Die Schlusslicht AG
Der rot-grüne Geschäftsbericht liest sich wie ein trostloser Katalog
Von Carl Graf Hohenthal Berlin - Nach vier Regierungsjahren der rot-grünen Koalition ist die Frage nach der Bilanz ihrer Wirtschafts- und Sozialpolitik schnell beantwortet. Sie ist schlecht. Wie zu Beginn der Legislaturperiode sind rund vier Millionen Menschen arbeitslos. Bundeskanzler Schröder hatte sich damals zu der Behauptung verstiegen, er brauche nicht wiedergewählt zu werden, wenn es nicht gelinge, die Arbeitslosigkeit auf 3,5 Millionen zu senken.

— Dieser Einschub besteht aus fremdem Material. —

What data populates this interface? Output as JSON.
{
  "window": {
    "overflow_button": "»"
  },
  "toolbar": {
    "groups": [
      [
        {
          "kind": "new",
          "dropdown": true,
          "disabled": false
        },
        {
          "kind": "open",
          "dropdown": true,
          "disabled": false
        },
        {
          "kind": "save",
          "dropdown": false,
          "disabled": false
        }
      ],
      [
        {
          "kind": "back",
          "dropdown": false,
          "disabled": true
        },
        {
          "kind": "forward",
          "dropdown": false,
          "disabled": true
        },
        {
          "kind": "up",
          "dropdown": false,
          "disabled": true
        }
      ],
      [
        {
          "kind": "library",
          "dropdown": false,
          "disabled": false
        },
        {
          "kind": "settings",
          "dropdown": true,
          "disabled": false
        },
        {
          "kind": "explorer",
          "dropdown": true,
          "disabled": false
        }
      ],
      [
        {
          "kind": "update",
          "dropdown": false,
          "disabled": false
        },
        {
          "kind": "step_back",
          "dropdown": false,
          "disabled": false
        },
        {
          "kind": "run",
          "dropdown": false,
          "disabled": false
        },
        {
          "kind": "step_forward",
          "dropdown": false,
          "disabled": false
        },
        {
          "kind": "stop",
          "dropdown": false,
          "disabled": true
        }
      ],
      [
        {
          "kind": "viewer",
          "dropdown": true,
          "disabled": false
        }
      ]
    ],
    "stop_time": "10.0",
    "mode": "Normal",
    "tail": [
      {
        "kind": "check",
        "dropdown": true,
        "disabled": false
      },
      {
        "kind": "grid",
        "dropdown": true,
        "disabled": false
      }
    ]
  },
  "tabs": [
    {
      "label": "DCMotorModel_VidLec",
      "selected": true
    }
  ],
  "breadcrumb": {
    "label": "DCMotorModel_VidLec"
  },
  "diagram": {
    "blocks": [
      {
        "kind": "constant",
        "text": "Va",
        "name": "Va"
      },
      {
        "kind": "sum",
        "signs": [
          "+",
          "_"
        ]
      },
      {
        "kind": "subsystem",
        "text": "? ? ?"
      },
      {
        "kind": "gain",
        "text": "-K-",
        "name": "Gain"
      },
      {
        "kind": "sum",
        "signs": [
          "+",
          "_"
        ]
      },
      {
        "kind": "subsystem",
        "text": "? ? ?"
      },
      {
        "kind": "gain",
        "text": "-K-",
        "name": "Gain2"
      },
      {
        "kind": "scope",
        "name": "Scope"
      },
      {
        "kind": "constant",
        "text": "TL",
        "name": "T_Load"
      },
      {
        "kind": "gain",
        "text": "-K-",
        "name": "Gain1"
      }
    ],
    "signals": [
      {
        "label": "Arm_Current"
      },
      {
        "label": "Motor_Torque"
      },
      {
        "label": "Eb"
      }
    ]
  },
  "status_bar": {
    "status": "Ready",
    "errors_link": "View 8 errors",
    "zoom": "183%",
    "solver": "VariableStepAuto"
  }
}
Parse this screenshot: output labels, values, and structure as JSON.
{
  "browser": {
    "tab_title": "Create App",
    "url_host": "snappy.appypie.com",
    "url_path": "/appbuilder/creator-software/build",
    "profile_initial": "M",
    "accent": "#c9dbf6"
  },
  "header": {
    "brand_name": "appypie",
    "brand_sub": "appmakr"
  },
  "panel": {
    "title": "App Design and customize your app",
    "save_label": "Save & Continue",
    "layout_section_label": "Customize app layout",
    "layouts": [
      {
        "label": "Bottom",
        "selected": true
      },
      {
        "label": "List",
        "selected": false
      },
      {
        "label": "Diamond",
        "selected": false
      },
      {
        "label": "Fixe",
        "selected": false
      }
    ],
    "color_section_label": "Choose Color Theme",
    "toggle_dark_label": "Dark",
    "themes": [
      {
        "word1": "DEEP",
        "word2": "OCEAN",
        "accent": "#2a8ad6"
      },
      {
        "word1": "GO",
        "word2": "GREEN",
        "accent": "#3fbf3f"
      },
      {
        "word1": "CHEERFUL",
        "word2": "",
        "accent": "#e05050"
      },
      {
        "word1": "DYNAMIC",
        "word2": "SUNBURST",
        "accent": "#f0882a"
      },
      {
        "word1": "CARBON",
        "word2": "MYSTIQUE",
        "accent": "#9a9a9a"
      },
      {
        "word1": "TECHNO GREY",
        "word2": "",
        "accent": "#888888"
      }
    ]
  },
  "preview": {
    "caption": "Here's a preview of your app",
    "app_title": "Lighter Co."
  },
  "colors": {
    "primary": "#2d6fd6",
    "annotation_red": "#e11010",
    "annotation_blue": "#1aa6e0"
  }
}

Heute will er verständlicherweise an diese Bemerkung nicht erinnert werden. Die Zahl der Insolvenzen ist höher denn je. Insbesondere die kleineren Unternehmen brechen reihenweise zusammen, weil sie überschuldet sind und über zu wenig Eigenkapital verfügen. Grund dafür ist die nach wie vor hohe Steuerbelastung. Der Aufbau Ost stockt; ganze Landstriche drohen dort auszubluten, weil die jüngeren Leute nach Westen ziehen, um dort Arbeit zu finden. Viele Kommunen sind überschuldet und stöhnen unter den Aufgaben, die sie erfüllen müssten, häufig aber nicht mehr erfüllen. Die Renten sind immer noch nicht sicher. Dabei ist die Belastung der Unternehmen durch Sozialabgaben unverändert hoch. Die Finanzierung des Gesundheitswesen bereitet riesige Sorgen; wenig überraschend drohen die Krankenkassen schon wieder mit Beitragserhöhungen. Im Bildungsniveau fällt Deutschland weiter zurück, wie die Pisa-Studie vor wenigen Monaten deutlich gemacht hat. Die Agrarpolitik war in den vergangenen Jahren vor allem durch Skandale geprägt. In der Vorbereitung der Osterweiterung der Europäischen Union ist die Bundesregierung im Verbund mit den EU-Ländern keinen Schritt weitergekommen.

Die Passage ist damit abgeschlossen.